FDA Approves Breakthrough Melanoma Therapy


Pembrolizumab is the first drug approved that blocks the PD-1 cellular pathway.

Pembrolizumab is the first drug approved that blocks the PD-1 cellular pathway.

The FDA granted approval today for a breakthrough therapy in the treatment of melanoma.

Pembrolizumab (Keytruda) provides a new option for patients with advanced or unresectable melanoma following a lack of response to other medications. The treatment was approved through the FDA’s breakthrough therapy designation after it was found to offer substantial improvement over other available treatments during a preliminary clinical evaluation.

“Keytruda is the sixth new melanoma treatment approved since 2011, a result of promising advances in melanoma research,” said Richard Pazdur, MD, director of the Office of Hematology and Oncology Products for the FDA Center for Drug Evaluation and Research in a press release. “Many of these treatments have different mechanisms of action and bring new options to patients with melanoma.”

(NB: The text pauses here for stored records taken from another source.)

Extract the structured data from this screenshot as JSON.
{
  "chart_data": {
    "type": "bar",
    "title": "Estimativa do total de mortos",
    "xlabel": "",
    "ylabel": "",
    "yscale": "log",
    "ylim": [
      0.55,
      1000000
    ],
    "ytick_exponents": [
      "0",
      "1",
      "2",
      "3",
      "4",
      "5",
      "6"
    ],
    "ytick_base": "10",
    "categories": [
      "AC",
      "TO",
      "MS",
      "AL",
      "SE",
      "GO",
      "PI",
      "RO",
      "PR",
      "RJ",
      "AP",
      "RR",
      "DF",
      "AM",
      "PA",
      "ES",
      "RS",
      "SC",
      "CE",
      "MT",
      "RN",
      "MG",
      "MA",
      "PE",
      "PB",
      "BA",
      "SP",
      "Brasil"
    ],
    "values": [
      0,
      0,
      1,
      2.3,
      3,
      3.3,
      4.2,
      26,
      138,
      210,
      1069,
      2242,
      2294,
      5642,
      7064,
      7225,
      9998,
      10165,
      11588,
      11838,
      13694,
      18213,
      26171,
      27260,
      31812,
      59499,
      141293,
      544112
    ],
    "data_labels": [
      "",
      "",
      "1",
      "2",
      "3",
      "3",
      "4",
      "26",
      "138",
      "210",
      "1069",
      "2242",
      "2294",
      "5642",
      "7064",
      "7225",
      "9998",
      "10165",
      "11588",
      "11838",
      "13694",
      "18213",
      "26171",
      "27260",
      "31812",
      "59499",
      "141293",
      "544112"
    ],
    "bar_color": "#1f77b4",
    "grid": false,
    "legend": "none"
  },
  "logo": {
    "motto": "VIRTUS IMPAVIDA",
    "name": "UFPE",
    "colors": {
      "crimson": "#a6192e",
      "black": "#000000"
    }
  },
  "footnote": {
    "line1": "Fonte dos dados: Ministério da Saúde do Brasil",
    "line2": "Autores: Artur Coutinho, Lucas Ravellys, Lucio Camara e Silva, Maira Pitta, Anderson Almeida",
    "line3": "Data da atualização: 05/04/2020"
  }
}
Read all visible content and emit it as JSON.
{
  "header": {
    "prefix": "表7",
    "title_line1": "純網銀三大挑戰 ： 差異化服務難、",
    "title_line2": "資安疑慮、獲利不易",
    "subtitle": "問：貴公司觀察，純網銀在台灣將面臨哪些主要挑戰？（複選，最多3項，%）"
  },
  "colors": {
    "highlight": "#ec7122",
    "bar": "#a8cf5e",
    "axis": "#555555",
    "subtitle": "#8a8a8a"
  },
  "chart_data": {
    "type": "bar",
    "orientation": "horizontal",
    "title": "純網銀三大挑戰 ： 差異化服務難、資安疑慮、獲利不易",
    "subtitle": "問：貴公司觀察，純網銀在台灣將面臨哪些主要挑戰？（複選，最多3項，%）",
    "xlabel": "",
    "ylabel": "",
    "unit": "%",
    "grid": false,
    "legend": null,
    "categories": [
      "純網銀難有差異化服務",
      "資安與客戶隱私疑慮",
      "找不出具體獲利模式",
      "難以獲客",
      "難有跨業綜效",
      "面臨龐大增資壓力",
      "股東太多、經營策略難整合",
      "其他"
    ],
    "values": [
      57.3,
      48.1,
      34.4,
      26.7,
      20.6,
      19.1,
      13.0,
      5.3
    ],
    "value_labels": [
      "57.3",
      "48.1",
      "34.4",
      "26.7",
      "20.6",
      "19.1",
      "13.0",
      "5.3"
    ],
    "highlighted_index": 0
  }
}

Pembrolizumab acts as an inhibitor of the PD-1 cellular pathway, which prevents the immune system from attacking melanoma cells. The medication is to be used following treatment with the immunotherapy ipilimumab.

In melanoma patients with tumors that express the BRAF V600 gene mutation, the combination therapy blocks the activity of BRAF gene mutations.

In a clinical trial of 173 participants with advanced melanoma who didn’t respond to prior treatment, participants were treated with pembrolizumab at the recommended dose of 2 mg/kg or at a higher dose of 10 mg/kg. In the half of the patients who received pembrolizumab at the recommended dose of 2 mg/kg, approximately 24% had their tumors shrink.

The reduced tumors lasted from 1.4 to 8.5 months and extended beyond that period in most patients, while a similar percentage of patients had their tumors shrink at the 10-mg/kg dose.

A safety evaluation of the drug was conducted in 411 advanced melanoma patients. The most common adverse events were fatigue, cough, nausea, itchy skin, rash, decreased appetite, constipation, joint pain, and diarrhea, the FDA said.

Severe immune-mediated side effects were uncommon but could affect healthy organs such as the lungs, the colon, hormone-producing glands, and the liver.